第156話 宵闇の告白
『白妙は龍粋の元にいる』・・・・たったそれだけの事実が、猛烈な哀しみと嫉妬で宵闇の身の内をたぎらせ、激流となって瞬く間に彼の心を支配した。
視界を真っ赤に染め上げられ、頭の芯が揺らぎ足元が浮ついて、自分が何者かすらわからないようになってくると、宵闇の意識は抗えない強烈な力に連れ去られ、闇の底へと沈みこんでいった。
ようやく意識を取り戻した時・・・・。
宵闇は妖鬼の群れの中で、空気を切り裂くようなけたたましい笛の音を、白妙に向けて吹き鳴らしていた。
この不吉な笛の音は、神妖の精神を狂わせ、力を奪う。
そのことに気づいた宵闇の全身は、耐えがたい恐怖に凍えた。
意識を失い崩れ落ちていく白妙が目に移り、その細い身体をとっさに腕の中へ抱き止めると、彼女の口元がわずかに動いた。
「宵・・・闇。」
白妙が自分の名を呼ぶ切ないその声に、宵闇の心は引き裂かれるように激しく痛んだ。
自分を取り巻いていた妖鬼の群れが、白妙を狙い襲い掛かってくる。
宵闇は白妙を片腕にしっかり抱いたまま、空いている方の手で印を汲んだ。
宵闇の影から無数の闇色の帯が雷光のごとく飛び出し、先陣を切って躍り出た集団を瞬きの間に切り刻む。

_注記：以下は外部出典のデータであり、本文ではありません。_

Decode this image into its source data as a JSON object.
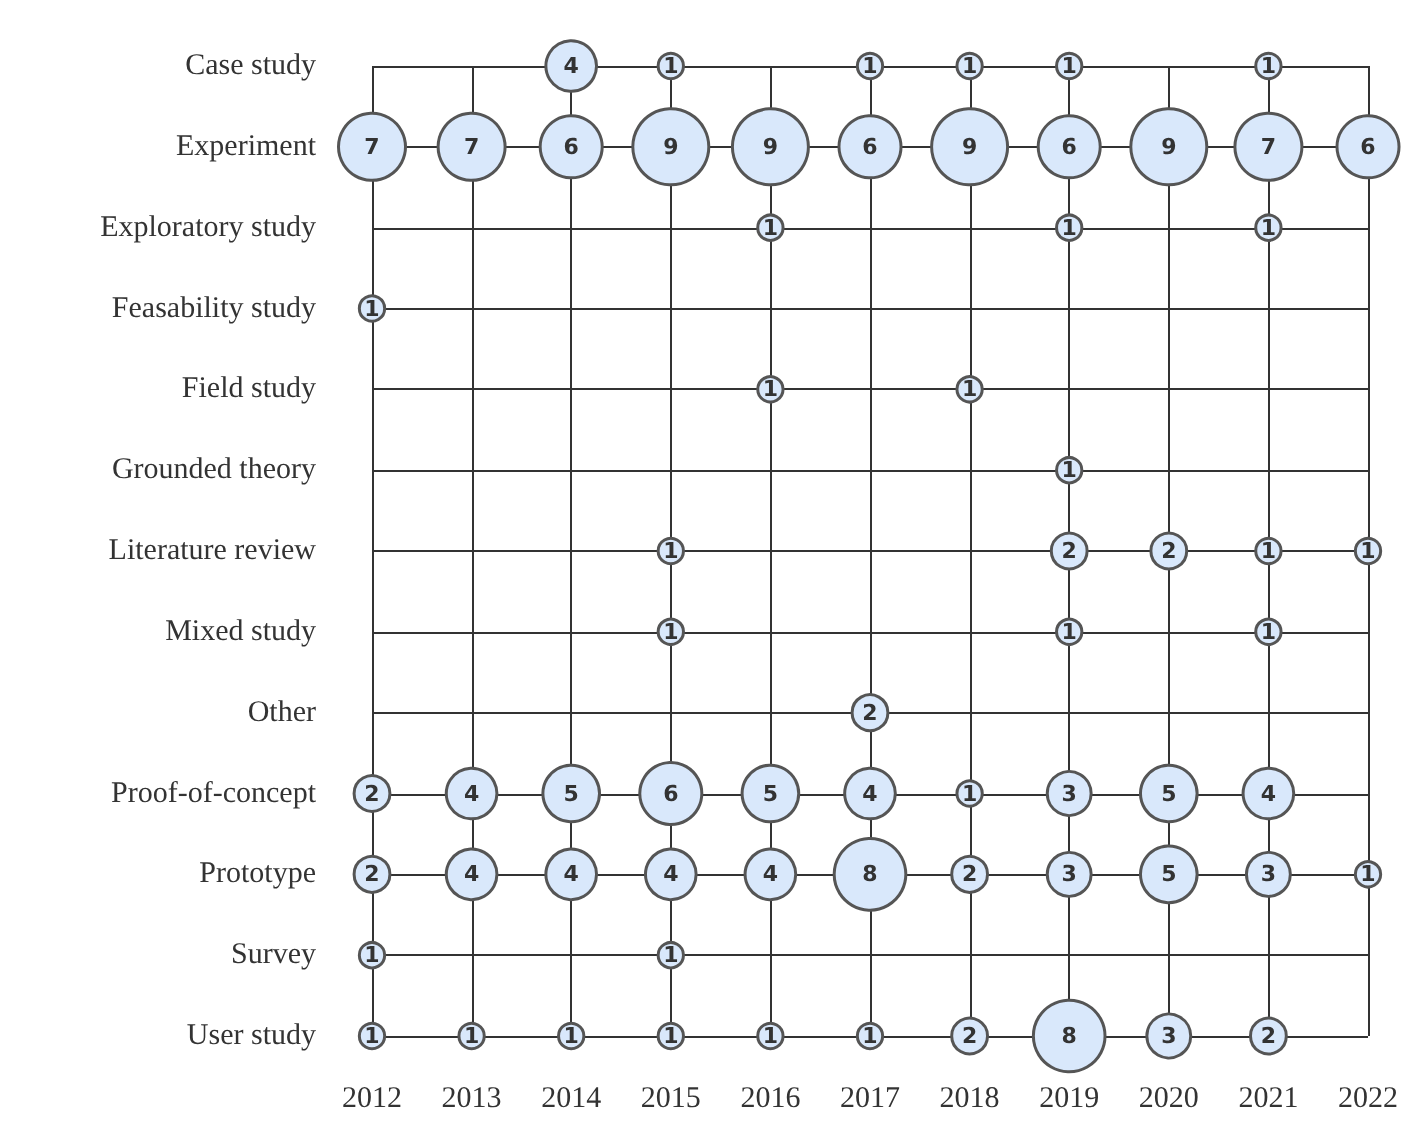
{
  "chart_data": {
    "type": "heatmap",
    "categories": [
      "2012",
      "2013",
      "2014",
      "2015",
      "2016",
      "2017",
      "2018",
      "2019",
      "2020",
      "2021",
      "2022"
    ],
    "y_categories": [
      "Case study",
      "Experiment",
      "Exploratory study",
      "Feasability study",
      "Field study",
      "Grounded theory",
      "Literature review",
      "Mixed study",
      "Other",
      "Proof-of-concept",
      "Prototype",
      "Survey",
      "User study"
    ],
    "cells": [
      [
        null,
        null,
        4,
        1,
        null,
        1,
        1,
        1,
        null,
        1,
        null
      ],
      [
        7,
        7,
        6,
        9,
        9,
        6,
        9,
        6,
        9,
        7,
        6
      ],
      [
        null,
        null,
        null,
        null,
        1,
        null,
        null,
        1,
        null,
        1,
        null
      ],
      [
        1,
        null,
        null,
        null,
        null,
        null,
        null,
        null,
        null,
        null,
        null
      ],
      [
        null,
        null,
        null,
        null,
        1,
        null,
        1,
        null,
        null,
        null,
        null
      ],
      [
        null,
        null,
        null,
        null,
        null,
        null,
        null,
        1,
        null,
        null,
        null
      ],
      [
        null,
        null,
        null,
        1,
        null,
        null,
        null,
        2,
        2,
        1,
        1
      ],
      [
        null,
        null,
        null,
        1,
        null,
        null,
        null,
        1,
        null,
        1,
        null
      ],
      [
        null,
        null,
        null,
        null,
        null,
        2,
        null,
        null,
        null,
        null,
        null
      ],
      [
        2,
        4,
        5,
        6,
        5,
        4,
        1,
        3,
        5,
        4,
        null
      ],
      [
        2,
        4,
        4,
        4,
        4,
        8,
        2,
        3,
        5,
        3,
        1
      ],
      [
        1,
        null,
        null,
        1,
        null,
        null,
        null,
        null,
        null,
        null,
        null
      ],
      [
        1,
        1,
        1,
        1,
        1,
        1,
        2,
        8,
        3,
        2,
        null
      ]
    ],
    "color": "#d9e8fb",
    "data_labels": true,
    "grid": true
  }
}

優雅に舞い踊る闇色の帯に恐れをなした妖鬼たちが足を止めると、今度はその足元の影が不気味にうごめき、粘りをもった黒い液体が包み込むように彼らをからめとった。
恐怖におののく妖鬼たちの絶叫は、一瞬のうちにかき消され、身体とともに闇にのまれる。
沈黙の後に吐き出されたのは、魂を失った妖鬼たちの屍だった。
宵闇は強力な力で、彼女を狙い襲い掛かってくる妖鬼の全てを、ことごとく祓いながら、何よりも大切な温もりを二度と話したくないと言うように、きつく胸に抱き続けていた。

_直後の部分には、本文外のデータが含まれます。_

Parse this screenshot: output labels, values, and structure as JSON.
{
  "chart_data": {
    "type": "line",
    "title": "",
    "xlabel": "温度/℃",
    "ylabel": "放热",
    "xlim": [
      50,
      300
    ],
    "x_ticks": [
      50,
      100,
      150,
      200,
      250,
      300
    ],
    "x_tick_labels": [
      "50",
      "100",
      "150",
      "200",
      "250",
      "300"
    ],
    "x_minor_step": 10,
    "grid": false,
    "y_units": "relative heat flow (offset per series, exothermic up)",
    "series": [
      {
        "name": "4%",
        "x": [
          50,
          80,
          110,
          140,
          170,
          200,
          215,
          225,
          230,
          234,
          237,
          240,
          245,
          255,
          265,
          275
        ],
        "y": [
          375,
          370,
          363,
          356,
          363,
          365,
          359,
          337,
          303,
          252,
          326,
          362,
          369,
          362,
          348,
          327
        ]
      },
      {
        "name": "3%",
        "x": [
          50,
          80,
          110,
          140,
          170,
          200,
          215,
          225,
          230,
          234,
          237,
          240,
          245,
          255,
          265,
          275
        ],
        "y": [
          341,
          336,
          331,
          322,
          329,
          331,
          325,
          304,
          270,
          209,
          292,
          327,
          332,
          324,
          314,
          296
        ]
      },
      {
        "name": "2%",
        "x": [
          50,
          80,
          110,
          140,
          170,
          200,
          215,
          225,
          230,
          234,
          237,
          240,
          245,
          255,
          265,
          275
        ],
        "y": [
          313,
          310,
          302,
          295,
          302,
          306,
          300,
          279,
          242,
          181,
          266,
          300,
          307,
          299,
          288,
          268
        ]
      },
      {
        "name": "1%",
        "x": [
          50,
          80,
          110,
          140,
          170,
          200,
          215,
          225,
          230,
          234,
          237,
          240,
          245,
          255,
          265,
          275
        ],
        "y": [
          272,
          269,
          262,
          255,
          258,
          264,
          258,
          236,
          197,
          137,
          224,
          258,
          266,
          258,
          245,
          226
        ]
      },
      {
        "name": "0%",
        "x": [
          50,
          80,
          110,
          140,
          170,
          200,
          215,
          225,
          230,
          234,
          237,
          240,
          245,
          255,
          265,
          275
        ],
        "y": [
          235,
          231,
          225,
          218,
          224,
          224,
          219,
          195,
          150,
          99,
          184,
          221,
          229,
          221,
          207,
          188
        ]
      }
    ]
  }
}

だが、瞬く間に邪悪を消し去った宵闇を待ち構えていたのは、一筋の光すら射さない絶望だった。
無数に転がる神妖たちの亡骸には、一切の抵抗のあとが見られなかったのだ。
恐らく、身動きが取れず戦うことすら許されないままに一方的に蹂躙され、目を引き抜かれ、殺されていった・・・・。
結界は破られ、
・・・・俺の笛の音が、神妖界の結界を壊し、神妖たちの命を奪い・・・龍粋を・・・・殺したっていうのか・・・・・。
あまりにも重すぎる非情な現実に、宵闇は打ちのめされた。
もう、二度と・・・・・白妙の元へは戻れない。
こんなことをした自分が、戻っていいはずがない。
俺は白妙に、触れるべきじゃなかった・・・・。
眼前に広がる無残な情景に絶望を確かめさせられながら、宵闇は数刻もの間、意識のない白妙を腕に抱き、彼女を狙う妖鬼を滅ぼし続けた。
周囲から妖鬼の存在を消し尽くすと、宵闇は白妙の温もりと彼女の存在を確かめるように、力を失って重くなったその身体を、凍える身体で強く抱きしめた。
白妙の首筋に顔をうずめ、清涼とした彼女の甘く懐かしい香りをゆっくりと胸に含み、心の奥深くでかみしめる。
「白妙・・・・。俺は・・・・君の傍で生きたかったよ。・・・・本当は君と、つがいになりたかった。・・・ただそれだけを、ずっと・・・ひたすら望んでいたんだ。」
宵闇は柔らかな地面を選び、そこへそっと白妙を横たえた。
どうしても白妙のそばを離れる決心がつかず、宵闇は彼女の美しい顔を揺れる瞳で見つめ、つややかな長い髪を手で手繰る。
「こんな時でも・・・・君は本当に・・・・美人さんだね・・・・・。」
宵闇は、桜色に色づく形の良いふっくらとした白妙の唇へ、そっと自分の唇を重ねた・・・・・。
「君のことが、死ぬほど好きなんだ。」
白妙の唇を優しく指でなぞり、ようやく宵闇は立ち上がった。
「・・・・・さようなら。」
背を向けた宵闇が、白妙の頬を流れ落ちる涙に、気づくことはない・・・・。
告げられた宵闇の言葉は、樹々の中にひっそりと置き去りにされ、誰も知ることのないまま消えていった。